Concurrent Design Models Wrap-up
There often aren’t clear, discrete steps to follow when developing a task or data decomposition solution. When considering how to answer the design element questions for your chosen design model, some of the decisions you make will be based on answers to questions that follow and answers that have come before. I hope you got that sense from the discussion of each example given. Even though I had to write down the questions sequentially, you may need to consider more than one thing at a time to devise an efficient concurrent solution.
DESIGN FACTOR SCORECARD
For most of the algorithms that are discussed and analyzed in Chapters 6 through 10, I will include a “Design Factor Scorecard” to discuss the concurrent algorithm and its implementation on four key factors. These factors are taken from Mattson’s Patterns for Parallel Programming where they are used as criteria concurrent programmers need to keep in mind when designing and implementing parallel applications through the parallel programming patterns that are presented. For our purposes, I’ve redefined these terms slightly from how Mattson et al. originally used them. My interpretations of these terms are given shortly.

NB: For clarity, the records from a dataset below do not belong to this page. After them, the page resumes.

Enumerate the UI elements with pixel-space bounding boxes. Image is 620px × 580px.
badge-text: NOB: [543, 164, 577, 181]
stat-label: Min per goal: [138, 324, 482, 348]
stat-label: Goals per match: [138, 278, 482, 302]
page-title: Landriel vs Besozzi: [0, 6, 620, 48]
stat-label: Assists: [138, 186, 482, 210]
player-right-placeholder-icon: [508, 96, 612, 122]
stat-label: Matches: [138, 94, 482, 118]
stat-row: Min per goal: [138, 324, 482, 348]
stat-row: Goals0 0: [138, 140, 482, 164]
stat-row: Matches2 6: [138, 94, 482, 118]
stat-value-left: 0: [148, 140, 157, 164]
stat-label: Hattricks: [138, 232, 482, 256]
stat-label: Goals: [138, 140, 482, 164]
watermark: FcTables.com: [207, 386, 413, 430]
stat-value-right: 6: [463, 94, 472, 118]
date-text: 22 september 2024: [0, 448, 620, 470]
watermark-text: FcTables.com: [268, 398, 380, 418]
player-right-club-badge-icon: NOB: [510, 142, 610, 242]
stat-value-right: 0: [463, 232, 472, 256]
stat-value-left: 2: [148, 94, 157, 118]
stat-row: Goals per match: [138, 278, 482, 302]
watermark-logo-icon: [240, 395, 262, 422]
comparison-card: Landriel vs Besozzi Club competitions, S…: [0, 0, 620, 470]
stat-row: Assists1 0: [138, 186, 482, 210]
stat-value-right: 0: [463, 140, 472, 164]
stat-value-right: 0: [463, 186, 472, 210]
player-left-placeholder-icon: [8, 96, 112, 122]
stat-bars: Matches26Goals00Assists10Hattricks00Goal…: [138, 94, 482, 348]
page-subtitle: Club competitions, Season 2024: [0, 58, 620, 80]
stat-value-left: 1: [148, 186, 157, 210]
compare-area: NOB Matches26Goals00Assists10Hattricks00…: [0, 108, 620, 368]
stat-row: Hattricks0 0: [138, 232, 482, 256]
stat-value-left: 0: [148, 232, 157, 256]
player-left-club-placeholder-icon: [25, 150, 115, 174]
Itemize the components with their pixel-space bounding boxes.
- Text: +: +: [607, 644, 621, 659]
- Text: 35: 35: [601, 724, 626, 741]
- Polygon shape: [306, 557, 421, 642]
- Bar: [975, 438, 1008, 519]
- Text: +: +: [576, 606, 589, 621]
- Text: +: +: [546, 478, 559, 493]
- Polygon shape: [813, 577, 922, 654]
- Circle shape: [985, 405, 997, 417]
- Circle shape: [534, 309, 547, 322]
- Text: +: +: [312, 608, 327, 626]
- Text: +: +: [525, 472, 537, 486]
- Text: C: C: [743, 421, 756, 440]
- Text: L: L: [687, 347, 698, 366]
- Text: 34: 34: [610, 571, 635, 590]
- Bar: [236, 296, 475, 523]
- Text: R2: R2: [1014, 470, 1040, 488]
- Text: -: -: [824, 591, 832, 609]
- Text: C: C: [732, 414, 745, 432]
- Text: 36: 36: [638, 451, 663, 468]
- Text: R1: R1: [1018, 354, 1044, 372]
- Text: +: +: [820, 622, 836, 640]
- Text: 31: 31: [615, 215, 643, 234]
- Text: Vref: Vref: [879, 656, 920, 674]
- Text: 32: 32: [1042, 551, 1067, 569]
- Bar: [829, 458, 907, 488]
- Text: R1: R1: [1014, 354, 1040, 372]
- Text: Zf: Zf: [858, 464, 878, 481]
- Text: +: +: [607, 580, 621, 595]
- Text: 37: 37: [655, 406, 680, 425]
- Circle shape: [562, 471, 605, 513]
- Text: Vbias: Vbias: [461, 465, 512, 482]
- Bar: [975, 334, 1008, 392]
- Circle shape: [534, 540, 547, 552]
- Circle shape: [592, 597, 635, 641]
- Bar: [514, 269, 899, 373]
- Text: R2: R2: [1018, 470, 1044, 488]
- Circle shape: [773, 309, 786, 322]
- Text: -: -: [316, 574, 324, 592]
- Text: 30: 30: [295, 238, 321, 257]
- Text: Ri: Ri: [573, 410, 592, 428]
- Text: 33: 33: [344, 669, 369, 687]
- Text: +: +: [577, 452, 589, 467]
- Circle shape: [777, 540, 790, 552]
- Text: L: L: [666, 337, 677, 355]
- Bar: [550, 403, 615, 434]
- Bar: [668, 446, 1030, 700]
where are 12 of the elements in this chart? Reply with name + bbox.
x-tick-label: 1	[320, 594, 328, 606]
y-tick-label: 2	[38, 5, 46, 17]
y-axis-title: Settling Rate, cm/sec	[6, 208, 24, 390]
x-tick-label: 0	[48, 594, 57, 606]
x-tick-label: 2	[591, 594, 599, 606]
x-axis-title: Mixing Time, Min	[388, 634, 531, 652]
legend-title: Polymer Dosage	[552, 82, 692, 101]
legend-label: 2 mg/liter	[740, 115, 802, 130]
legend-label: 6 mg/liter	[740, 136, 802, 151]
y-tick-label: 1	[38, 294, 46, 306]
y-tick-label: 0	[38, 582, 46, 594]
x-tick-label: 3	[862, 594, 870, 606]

It is my contention (论点) that programmers of concurrent algorithms should keep each of these factors in mind, along with their relative importance to each other and the tradeoffs between stressing one factor over another when designing and implementing concurrent algorithms. The merits and tradeoffs possible for the algorithms and code given in later chapters will also be presented in the Design Factor Scorecard section after the descriptions of each algorithm presented.
Efficiency
Your concurrent applications must run quickly and make good use of processing resources. With regard to a concurrent algorithm, efficiency will examine the overhead computations that you must add to ensure a correct execution, how alternative arrangements of threads or organizations of tasks might work better or worse, and what other problems there could be with the performance of the threaded application.
Simplicity
The simpler your concurrent algorithms are, the easier they will be to develop, debug, verify, and maintain. In terms of concurrent code based on a serial version, discussions of simplicity will focus on how much extra code you have to add to achieve a concurrent solution and how much of the original structure of the serial algorithm remains.
Portability
One of the goals of this book is to be as agnostic as possible with regard to available threading models and which models are used to implement the solution algorithms presented. Portability discussions will examine the tradeoffs that you could encounter if you used a different threading model from the one used in this text. While this book is primarily dedicated to the design and exploration of multithreaded codes, one of the options discussed under portability will be distributed-memory variations of the algorithms.
Scalability
Because the number of cores will only increase as time passes, your concurrent applications should be effective on a wide range of numbers of threads and cores, and sizes of data sets. Scalability refers to what you should expect with regard to how a given concurrent algorithm will behave with changes in the number of cores or size of data sets.
My Two Cents’ Worth on the Factors
For me, scalability is the most important of these four factors, with efficiency a close second. This means that I will typically try to design a concurrent algorithm that will maintain its level of performance as the number of cores and threads increases to the detriment of a simpler or more portable algorithm. In order to gain that scalability, the algorithm and its implementation must be efficient, so that is my secondary goal.
There have been many times when the scalability of a concurrent application I’ve written has peaked and flattened out. This was usually due to the requirements of the algorithm and the paraphernalia provided by the threading model being used. In these cases, I would ask myself if it is worth the extra work to try to discover an alternative (which may not exist) that might scale better, or to rewrite the whole thing in terms of a different threading or design model. These are some of the tradeoffs you face when tackling concurrent algorithms.